Monday, August 11, 2008

(Pune Mirror column): The sweet smell of bad news

We have become a neurotic as well as paranoid society, for sure. We thrive on bad news. We love it, standing there in our homes, remote in hand, jaws hanging open, eyes fixed in fascination, backing away from the TV towards the couch (stepping on the dog’s tail en route), letting out a series of oh nos and what-has-this-world-come-tos. After we watch our fill of footage involving blood, gore and more, we re-live it by calling up friends and talking about it all over again. How we blossom and bloom, with all this doom-gloom. (And how we love bad rhyme too).

What’s the chance then, in this smugly pessimistic world-view of ours, of any really normal, nice, good news to filter through? Very little chance. Snowflake-in-hell type of chance.

No wonder, then, that there were no takers for a story-idea that I SMSed to some journo friends. In the thick of the board exam results, I heard from the parents of a 15-year-old girl who got 93 % in the Xth CBSC. No tuitions, no aggro for and from the parents over the year, no war-footing preparations, nothing. Just a happy, well-adjusted family with a child who excelled. And enjoyed herself while excelling. Would anyone like to interview this sunny, well-adjusted kid and her smiling parents?

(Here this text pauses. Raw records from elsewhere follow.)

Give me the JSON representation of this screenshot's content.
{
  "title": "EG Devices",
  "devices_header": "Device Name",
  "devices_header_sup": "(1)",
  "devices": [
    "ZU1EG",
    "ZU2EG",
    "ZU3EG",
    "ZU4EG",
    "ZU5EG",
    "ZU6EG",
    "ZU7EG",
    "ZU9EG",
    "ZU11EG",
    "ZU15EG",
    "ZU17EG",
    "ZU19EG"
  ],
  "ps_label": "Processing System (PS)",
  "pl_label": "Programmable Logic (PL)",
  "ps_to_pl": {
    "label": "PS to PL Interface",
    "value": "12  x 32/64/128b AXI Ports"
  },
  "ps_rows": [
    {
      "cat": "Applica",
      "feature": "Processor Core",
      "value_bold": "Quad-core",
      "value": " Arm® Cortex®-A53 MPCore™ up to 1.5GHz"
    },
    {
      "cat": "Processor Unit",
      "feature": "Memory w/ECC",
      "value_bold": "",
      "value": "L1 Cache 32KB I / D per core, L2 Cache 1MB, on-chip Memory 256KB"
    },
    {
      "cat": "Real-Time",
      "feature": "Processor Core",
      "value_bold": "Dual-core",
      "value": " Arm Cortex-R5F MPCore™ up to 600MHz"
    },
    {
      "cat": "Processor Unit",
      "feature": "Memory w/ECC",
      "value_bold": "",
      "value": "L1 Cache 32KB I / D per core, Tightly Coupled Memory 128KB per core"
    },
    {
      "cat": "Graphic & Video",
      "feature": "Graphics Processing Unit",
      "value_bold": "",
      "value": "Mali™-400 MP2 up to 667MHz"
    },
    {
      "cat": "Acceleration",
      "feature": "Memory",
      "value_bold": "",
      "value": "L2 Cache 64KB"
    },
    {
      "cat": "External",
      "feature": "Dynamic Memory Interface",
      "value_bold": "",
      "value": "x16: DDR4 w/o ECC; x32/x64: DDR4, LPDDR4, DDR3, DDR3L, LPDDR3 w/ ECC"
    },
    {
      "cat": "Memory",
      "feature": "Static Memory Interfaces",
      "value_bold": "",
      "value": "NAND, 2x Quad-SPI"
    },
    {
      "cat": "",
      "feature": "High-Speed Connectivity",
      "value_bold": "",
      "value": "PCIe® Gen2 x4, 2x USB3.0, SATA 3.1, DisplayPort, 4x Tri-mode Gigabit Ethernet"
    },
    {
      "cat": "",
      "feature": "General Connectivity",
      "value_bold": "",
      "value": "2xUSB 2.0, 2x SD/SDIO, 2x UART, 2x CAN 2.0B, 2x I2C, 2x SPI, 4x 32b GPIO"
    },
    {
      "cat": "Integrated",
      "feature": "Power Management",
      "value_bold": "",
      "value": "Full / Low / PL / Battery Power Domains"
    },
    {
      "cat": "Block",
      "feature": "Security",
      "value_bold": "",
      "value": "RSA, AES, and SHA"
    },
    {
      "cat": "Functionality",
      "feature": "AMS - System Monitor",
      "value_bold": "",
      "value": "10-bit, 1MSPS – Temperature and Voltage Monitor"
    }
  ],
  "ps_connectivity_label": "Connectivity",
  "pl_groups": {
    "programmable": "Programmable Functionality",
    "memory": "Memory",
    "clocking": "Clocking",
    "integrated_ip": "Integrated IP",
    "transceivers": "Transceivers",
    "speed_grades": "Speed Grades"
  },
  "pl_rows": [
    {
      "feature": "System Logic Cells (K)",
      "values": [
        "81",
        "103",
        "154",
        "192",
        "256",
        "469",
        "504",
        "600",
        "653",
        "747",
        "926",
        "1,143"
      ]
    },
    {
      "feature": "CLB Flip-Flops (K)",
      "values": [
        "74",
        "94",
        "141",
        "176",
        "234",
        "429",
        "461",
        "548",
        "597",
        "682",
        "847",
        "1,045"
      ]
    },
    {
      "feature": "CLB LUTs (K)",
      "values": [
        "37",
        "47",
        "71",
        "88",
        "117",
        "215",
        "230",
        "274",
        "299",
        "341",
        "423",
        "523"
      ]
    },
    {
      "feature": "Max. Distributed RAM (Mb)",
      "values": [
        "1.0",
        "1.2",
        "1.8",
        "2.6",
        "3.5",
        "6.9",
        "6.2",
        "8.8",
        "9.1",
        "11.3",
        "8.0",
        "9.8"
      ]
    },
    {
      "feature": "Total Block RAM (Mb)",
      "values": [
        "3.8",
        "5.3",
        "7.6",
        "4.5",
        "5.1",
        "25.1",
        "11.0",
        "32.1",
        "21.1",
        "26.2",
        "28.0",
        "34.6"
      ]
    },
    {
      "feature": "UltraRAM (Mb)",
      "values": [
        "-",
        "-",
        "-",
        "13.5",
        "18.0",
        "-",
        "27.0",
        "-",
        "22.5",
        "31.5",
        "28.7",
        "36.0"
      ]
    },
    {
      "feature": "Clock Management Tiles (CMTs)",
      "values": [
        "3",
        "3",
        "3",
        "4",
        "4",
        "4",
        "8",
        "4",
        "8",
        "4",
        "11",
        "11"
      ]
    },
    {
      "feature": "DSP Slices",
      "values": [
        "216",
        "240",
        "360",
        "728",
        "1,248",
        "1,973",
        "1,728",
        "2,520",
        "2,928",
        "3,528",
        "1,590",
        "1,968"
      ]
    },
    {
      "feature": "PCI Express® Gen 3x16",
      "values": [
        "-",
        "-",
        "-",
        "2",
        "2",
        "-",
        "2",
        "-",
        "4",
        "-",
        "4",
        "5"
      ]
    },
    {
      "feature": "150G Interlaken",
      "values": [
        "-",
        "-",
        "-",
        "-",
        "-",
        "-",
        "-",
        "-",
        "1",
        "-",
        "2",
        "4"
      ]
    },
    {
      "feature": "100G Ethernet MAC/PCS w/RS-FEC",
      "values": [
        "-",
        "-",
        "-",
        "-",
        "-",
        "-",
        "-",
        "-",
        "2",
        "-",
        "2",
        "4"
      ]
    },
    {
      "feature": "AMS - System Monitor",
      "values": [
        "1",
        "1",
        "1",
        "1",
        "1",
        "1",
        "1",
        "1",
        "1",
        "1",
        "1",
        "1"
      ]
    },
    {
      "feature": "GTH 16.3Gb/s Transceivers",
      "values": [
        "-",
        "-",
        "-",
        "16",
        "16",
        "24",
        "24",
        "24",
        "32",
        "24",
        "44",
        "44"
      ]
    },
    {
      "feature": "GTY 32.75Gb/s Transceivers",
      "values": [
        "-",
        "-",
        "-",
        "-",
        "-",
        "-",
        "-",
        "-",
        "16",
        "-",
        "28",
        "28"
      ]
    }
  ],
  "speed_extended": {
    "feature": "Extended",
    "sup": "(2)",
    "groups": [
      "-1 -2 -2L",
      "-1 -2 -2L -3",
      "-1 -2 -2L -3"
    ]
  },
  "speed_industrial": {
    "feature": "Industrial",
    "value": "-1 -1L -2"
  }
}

My SMS text drew total silence, from print, TV, Net. Nothing, nada. I could almost hear Homer Simpson type voices saying: BORRRINGGG.

Now, as that Hindi stand-up comic says: “Abhi ulta socho.” Suppose, I had sent quite the opposite SMS out to my friends in the media, that went something like this: "Teenager gets 93 %; attempts to slit wrists because she didn't get 98%. Mother in ICU after glugging poision, father lies down on railway tracks after massive drinking orgy" or variations on this theme, you get the point. What if I had sent this kind of message out there? I tell you, the media, particularly news channels, would have descended on this family in stampeding droves. Stories would have been filed; continuous coverage of the front door of their apartment; interviews with the colony watchman (and his dog Tommy); a grandmother would have been unearthed from somewhere to talk about it all. The large neighbour who stopped the girl in the nick of time would be interviewed, lodged tightly in the narrow staircase of the building. A few serviceable shrinks and sociologists would talk sadly into the cameras. Everyone would have their five seconds of fame, for sure.

Our screens would then gladly give us live and breaking information, on the hour every hour, 24/7, din-bhar, baar baar lagataar.

We would be shown the exact spot (red blinking arrow graphic) where the mother passed out; the blade with which the girl tried to slash her wrists; the razor with which the father shaved inside which was the blade with which the girl slashed her wrists, the washbasin stand on which stood the razor in which was the blade, with which…you get the idea?

So what then, is the moral of my story, or the burden of my song, as they say? That not many people today want to watch good news, well-adjusted families, or positive forecasts anymore. It's doomsday prophets and anxiety-mongerers who rule.

But like American journo Charles Kuralt once said: "It does no harm just once in a while to acknowledge that the whole country isn't in flames, and that there are people in the world besides politicians, entertainers, and criminals."

To my mind, the kid with the 93 per cent who did it without mind-numbing 9-hour long tuition classes all year round, is the real news story. And that red-blinking arrow on the TV screen should point to her out there, wolfing down a pizza and then pau bhaji, like any happy 15 year old. But then what do I know. I’m just a good-news junky.

2 comments:

dipali said...

Me too, Gouri. I'm in fact largely averse to any news at all now!
I liked watching the evening news in the good old DD days- now the glut, especially of negative stuff, makes me sick.

Saunskruti Kher. said...

Hey Gouri Mavashi....can't believe how true what you have said is. I remember...last year I interned with Star News...and it was such a pathetic eye opener...fortunately (or unfortunately) I was exposed to the worst side of Indian journalism... and I remember one particular story...where I refused was to interview a women whose son was dying out of black fever (a disease that hasn't struck Bombay in some 40 odd years.)

And in the middle of the interview, this lady, started weeping uncontrollably. And I felt like such an IDIOT standing in front of her with a mike in my hand.

Obviously, I shut the camera and went to office empty handed...only to receive a HUGEEE firing from my boss. What shocked me the most was his explanation, "Your job is not to help people. Can you imagine how many people would have tuned into your channel if you had shown this women breaking down during the interview?"

I was so disgusted with his explanation...that I quit in a few weeks...never thinking about pursuing journalism again!